Claude is moving from legal drafts into the files law firms must protect
A law-firm document room where sealed case files connect through controlled permission cables to a calm AI review console, with visible audit checkmarks and no readable legal text.📷 AI-generated image / TECH&SPACE
- ★Anthropic is adding 12 legal plugins and more than 20 MCP connectors for Claude
- ★The integrations target contract law, employment law, litigation and existing legal-tech tools
- ★The main risks are permissions, confidentiality, audit trails and output approval
Legal AI is no longer only about whether a model can draft a contract; it is about how it enters the tools a law firm already uses. The Decoder's report establishes the story, but the useful question is what actually changes behind the announcement.

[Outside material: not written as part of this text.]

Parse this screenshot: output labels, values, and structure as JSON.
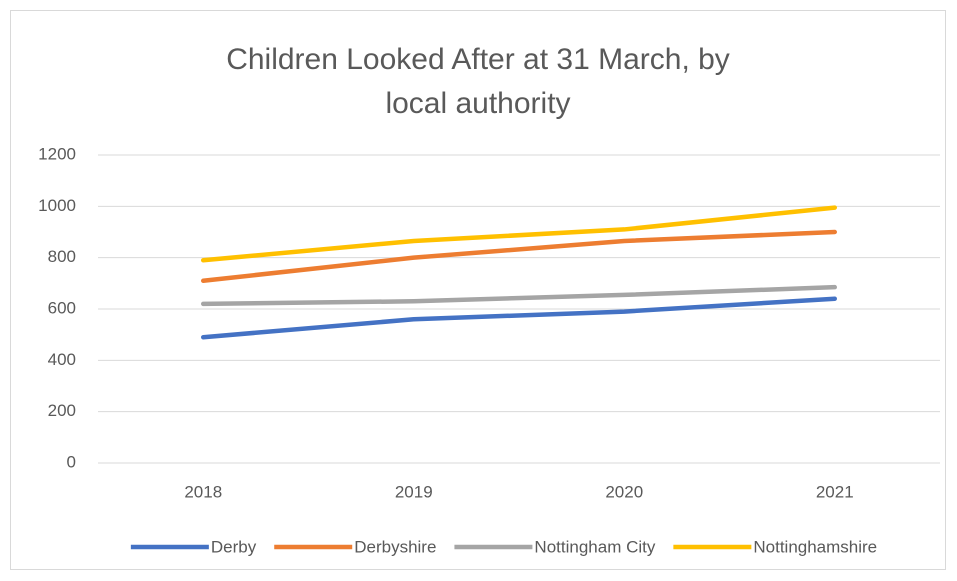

The new Claude plugins target contract law, employment law and litigation, with links to services such as Thomson Reuters CoCounsel Legal, DocuSign, Everlaw, Box and Harvey. Model Context Protocol documentation helps separate the concrete product, program or research track from plain marketing, while Thomson Reuters CoCounsel Legal supplies the wider context a short news hit cannot carry.
Anthropic is adding legal plugins and MCP connectors for Claude, linking contract law, litigation and tools such as CoCounsel, Harvey and Everlaw.

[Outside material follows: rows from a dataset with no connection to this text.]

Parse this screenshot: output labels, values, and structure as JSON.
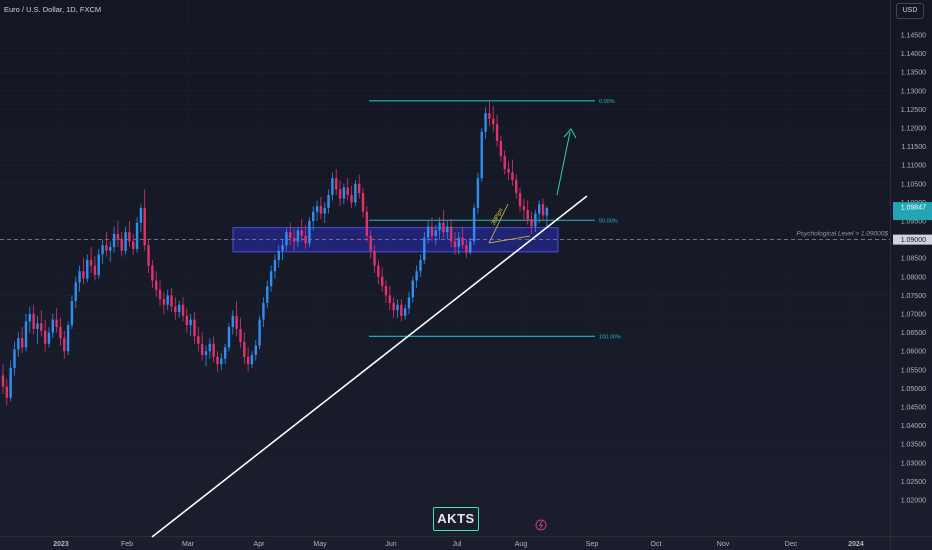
{
  "title": "Euro / U.S. Dollar, 1D, FXCM",
  "currency_button": "USD",
  "logo_text": "AKTS",
  "chart_data": {
    "type": "candlestick",
    "symbol": "EURUSD",
    "timeframe": "1D",
    "x_labels": [
      "2023",
      "Feb",
      "Mar",
      "Apr",
      "May",
      "Jun",
      "Jul",
      "Aug",
      "Sep",
      "Oct",
      "Nov",
      "Dec",
      "2024"
    ],
    "y_ticks": [
      "1.14500",
      "1.14000",
      "1.13500",
      "1.13000",
      "1.12500",
      "1.12000",
      "1.11500",
      "1.11000",
      "1.10500",
      "1.10000",
      "1.09500",
      "1.09000",
      "1.08500",
      "1.08000",
      "1.07500",
      "1.07000",
      "1.06500",
      "1.06000",
      "1.05500",
      "1.05000",
      "1.04500",
      "1.04000",
      "1.03500",
      "1.03000",
      "1.02500",
      "1.02000"
    ],
    "ylim": [
      1.0185,
      1.1495
    ],
    "up_color": "#2f8ef0",
    "down_color": "#e0336e",
    "price_labels": [
      "1.09847",
      "1.09000"
    ],
    "fib_labels": [
      "0.00%",
      "50.00%",
      "100.00%"
    ],
    "fib_levels": [
      1.1273,
      1.0952,
      1.064
    ],
    "support_zone": {
      "from": 1.091,
      "to": 1.0932
    },
    "psychological_label": "Psychological Level  > 1.09000$",
    "psychological_level": 1.09,
    "trendline": {
      "from": [
        1.018,
        0.0
      ],
      "to": [
        1.1035,
        1.0
      ]
    },
    "annotation": "30Pips",
    "candles": [
      [
        1.0535,
        1.0565,
        1.0485,
        1.0505
      ],
      [
        1.0505,
        1.0525,
        1.0455,
        1.0475
      ],
      [
        1.0475,
        1.0575,
        1.0465,
        1.0555
      ],
      [
        1.0555,
        1.0625,
        1.0535,
        1.0605
      ],
      [
        1.0605,
        1.065,
        1.0585,
        1.0635
      ],
      [
        1.0635,
        1.0665,
        1.0595,
        1.061
      ],
      [
        1.061,
        1.07,
        1.06,
        1.068
      ],
      [
        1.068,
        1.072,
        1.065,
        1.07
      ],
      [
        1.07,
        1.0725,
        1.0645,
        1.066
      ],
      [
        1.066,
        1.0695,
        1.062,
        1.0675
      ],
      [
        1.0675,
        1.071,
        1.064,
        1.0655
      ],
      [
        1.0655,
        1.0685,
        1.06,
        1.062
      ],
      [
        1.062,
        1.0665,
        1.061,
        1.065
      ],
      [
        1.065,
        1.07,
        1.0635,
        1.0685
      ],
      [
        1.0685,
        1.0715,
        1.065,
        1.0665
      ],
      [
        1.0665,
        1.069,
        1.0615,
        1.0635
      ],
      [
        1.0635,
        1.0655,
        1.058,
        1.06
      ],
      [
        1.06,
        1.068,
        1.059,
        1.067
      ],
      [
        1.067,
        1.075,
        1.066,
        1.0735
      ],
      [
        1.0735,
        1.08,
        1.0715,
        1.0785
      ],
      [
        1.0785,
        1.083,
        1.076,
        1.0815
      ],
      [
        1.0815,
        1.085,
        1.078,
        1.0795
      ],
      [
        1.0795,
        1.086,
        1.0785,
        1.0845
      ],
      [
        1.0845,
        1.088,
        1.081,
        1.083
      ],
      [
        1.083,
        1.0855,
        1.079,
        1.0805
      ],
      [
        1.0805,
        1.0875,
        1.0795,
        1.086
      ],
      [
        1.086,
        1.09,
        1.0835,
        1.0885
      ],
      [
        1.0885,
        1.092,
        1.0855,
        1.087
      ],
      [
        1.087,
        1.0895,
        1.084,
        1.088
      ],
      [
        1.088,
        1.0935,
        1.0865,
        1.0915
      ],
      [
        1.0915,
        1.095,
        1.088,
        1.09
      ],
      [
        1.09,
        1.092,
        1.0855,
        1.087
      ],
      [
        1.087,
        1.0935,
        1.086,
        1.092
      ],
      [
        1.092,
        1.095,
        1.088,
        1.0895
      ],
      [
        1.0895,
        1.0915,
        1.086,
        1.0875
      ],
      [
        1.0875,
        1.096,
        1.0865,
        1.0945
      ],
      [
        1.0945,
        1.0995,
        1.092,
        1.0985
      ],
      [
        1.0985,
        1.1035,
        1.087,
        1.0885
      ],
      [
        1.0885,
        1.09,
        1.081,
        1.083
      ],
      [
        1.083,
        1.0845,
        1.077,
        1.079
      ],
      [
        1.079,
        1.0815,
        1.0745,
        1.0765
      ],
      [
        1.0765,
        1.079,
        1.072,
        1.074
      ],
      [
        1.074,
        1.076,
        1.07,
        1.0725
      ],
      [
        1.0725,
        1.0765,
        1.071,
        1.075
      ],
      [
        1.075,
        1.077,
        1.0705,
        1.072
      ],
      [
        1.072,
        1.0745,
        1.0685,
        1.0705
      ],
      [
        1.0705,
        1.0735,
        1.069,
        1.0725
      ],
      [
        1.0725,
        1.0745,
        1.068,
        1.0695
      ],
      [
        1.0695,
        1.0715,
        1.065,
        1.067
      ],
      [
        1.067,
        1.07,
        1.064,
        1.0685
      ],
      [
        1.0685,
        1.0705,
        1.062,
        1.064
      ],
      [
        1.064,
        1.0665,
        1.06,
        1.062
      ],
      [
        1.062,
        1.065,
        1.0575,
        1.059
      ],
      [
        1.059,
        1.0615,
        1.056,
        1.06
      ],
      [
        1.06,
        1.0635,
        1.058,
        1.062
      ],
      [
        1.062,
        1.064,
        1.057,
        1.0585
      ],
      [
        1.0585,
        1.06,
        1.0545,
        1.0565
      ],
      [
        1.0565,
        1.0595,
        1.055,
        1.058
      ],
      [
        1.058,
        1.062,
        1.0565,
        1.061
      ],
      [
        1.061,
        1.0675,
        1.06,
        1.0665
      ],
      [
        1.0665,
        1.071,
        1.0645,
        1.0695
      ],
      [
        1.0695,
        1.0735,
        1.064,
        1.066
      ],
      [
        1.066,
        1.069,
        1.061,
        1.0625
      ],
      [
        1.0625,
        1.065,
        1.0565,
        1.0585
      ],
      [
        1.0585,
        1.061,
        1.0545,
        1.0565
      ],
      [
        1.0565,
        1.06,
        1.0555,
        1.059
      ],
      [
        1.059,
        1.063,
        1.0575,
        1.0615
      ],
      [
        1.0615,
        1.0695,
        1.0605,
        1.0685
      ],
      [
        1.0685,
        1.0745,
        1.0665,
        1.073
      ],
      [
        1.073,
        1.079,
        1.0715,
        1.0775
      ],
      [
        1.0775,
        1.083,
        1.076,
        1.0815
      ],
      [
        1.0815,
        1.086,
        1.0795,
        1.0845
      ],
      [
        1.0845,
        1.0885,
        1.0825,
        1.087
      ],
      [
        1.087,
        1.09,
        1.0845,
        1.0885
      ],
      [
        1.0885,
        1.093,
        1.087,
        1.092
      ],
      [
        1.092,
        1.0945,
        1.0885,
        1.0905
      ],
      [
        1.0905,
        1.093,
        1.087,
        1.0895
      ],
      [
        1.0895,
        1.0935,
        1.088,
        1.0925
      ],
      [
        1.0925,
        1.0955,
        1.0895,
        1.091
      ],
      [
        1.091,
        1.094,
        1.0875,
        1.089
      ],
      [
        1.089,
        1.096,
        1.088,
        1.095
      ],
      [
        1.095,
        1.099,
        1.0925,
        1.0975
      ],
      [
        1.0975,
        1.1005,
        1.095,
        1.099
      ],
      [
        1.099,
        1.1015,
        1.0955,
        1.097
      ],
      [
        1.097,
        1.1,
        1.0945,
        1.0985
      ],
      [
        1.0985,
        1.1035,
        1.097,
        1.102
      ],
      [
        1.102,
        1.108,
        1.1005,
        1.1065
      ],
      [
        1.1065,
        1.109,
        1.102,
        1.1035
      ],
      [
        1.1035,
        1.106,
        1.099,
        1.101
      ],
      [
        1.101,
        1.105,
        1.0995,
        1.104
      ],
      [
        1.104,
        1.1065,
        1.1005,
        1.102
      ],
      [
        1.102,
        1.1045,
        1.0985,
        1.1
      ],
      [
        1.1,
        1.106,
        1.099,
        1.105
      ],
      [
        1.105,
        1.1075,
        1.101,
        1.1025
      ],
      [
        1.1025,
        1.104,
        1.096,
        1.0975
      ],
      [
        1.0975,
        1.099,
        1.0895,
        1.091
      ],
      [
        1.091,
        1.0925,
        1.085,
        1.087
      ],
      [
        1.087,
        1.0885,
        1.081,
        1.083
      ],
      [
        1.083,
        1.0845,
        1.078,
        1.08
      ],
      [
        1.08,
        1.0825,
        1.076,
        1.0775
      ],
      [
        1.0775,
        1.079,
        1.073,
        1.075
      ],
      [
        1.075,
        1.0775,
        1.071,
        1.073
      ],
      [
        1.073,
        1.0745,
        1.069,
        1.071
      ],
      [
        1.071,
        1.074,
        1.069,
        1.0725
      ],
      [
        1.0725,
        1.074,
        1.068,
        1.0695
      ],
      [
        1.0695,
        1.0725,
        1.0685,
        1.0715
      ],
      [
        1.0715,
        1.076,
        1.07,
        1.0745
      ],
      [
        1.0745,
        1.08,
        1.073,
        1.079
      ],
      [
        1.079,
        1.083,
        1.077,
        1.0815
      ],
      [
        1.0815,
        1.086,
        1.08,
        1.0845
      ],
      [
        1.0845,
        1.092,
        1.0835,
        1.0905
      ],
      [
        1.0905,
        1.095,
        1.089,
        1.0935
      ],
      [
        1.0935,
        1.096,
        1.0895,
        1.091
      ],
      [
        1.091,
        1.094,
        1.0885,
        1.0925
      ],
      [
        1.0925,
        1.096,
        1.09,
        1.0945
      ],
      [
        1.0945,
        1.098,
        1.0905,
        1.092
      ],
      [
        1.092,
        1.095,
        1.09,
        1.0935
      ],
      [
        1.0935,
        1.0955,
        1.088,
        1.0895
      ],
      [
        1.0895,
        1.092,
        1.086,
        1.088
      ],
      [
        1.088,
        1.092,
        1.086,
        1.0905
      ],
      [
        1.0905,
        1.0935,
        1.0875,
        1.0885
      ],
      [
        1.0885,
        1.09,
        1.085,
        1.0865
      ],
      [
        1.0865,
        1.0905,
        1.086,
        1.0895
      ],
      [
        1.0895,
        1.0995,
        1.0885,
        1.0985
      ],
      [
        1.0985,
        1.108,
        1.097,
        1.1065
      ],
      [
        1.1065,
        1.12,
        1.1055,
        1.119
      ],
      [
        1.119,
        1.1255,
        1.117,
        1.124
      ],
      [
        1.124,
        1.1275,
        1.1205,
        1.1225
      ],
      [
        1.1225,
        1.126,
        1.119,
        1.121
      ],
      [
        1.121,
        1.1235,
        1.115,
        1.1165
      ],
      [
        1.1165,
        1.118,
        1.111,
        1.1125
      ],
      [
        1.1125,
        1.114,
        1.1075,
        1.109
      ],
      [
        1.109,
        1.111,
        1.106,
        1.108
      ],
      [
        1.108,
        1.1115,
        1.1045,
        1.106
      ],
      [
        1.106,
        1.1075,
        1.101,
        1.1025
      ],
      [
        1.1025,
        1.104,
        1.0975,
        1.099
      ],
      [
        1.099,
        1.101,
        1.0955,
        1.098
      ],
      [
        1.098,
        1.1005,
        1.094,
        1.0955
      ],
      [
        1.0955,
        1.0975,
        1.0915,
        1.0935
      ],
      [
        1.0935,
        1.098,
        1.092,
        1.097
      ],
      [
        1.097,
        1.1005,
        1.0945,
        1.0995
      ],
      [
        1.0995,
        1.101,
        1.095,
        1.0965
      ],
      [
        1.0965,
        1.099,
        1.0935,
        1.0985
      ]
    ]
  }
}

Close-up of a contract redline workflow showing source-document cards, permission locks and citation markers feeding into an AI workspace.📷 AI-generated image / TECH&SPACE
That changes the risk profile. Hallucinations still matter, but a connector that reaches documents, transcripts and client material raises permission, audit-trail and confidentiality questions. Legal AI becomes infrastructure, not just a text window.
Adoption will depend on how clearly a firm can see what Claude read, which sources it cites and who approves the output. Without that, the plugin becomes a fast way to turn confidential work into a hard-to-explain workflow.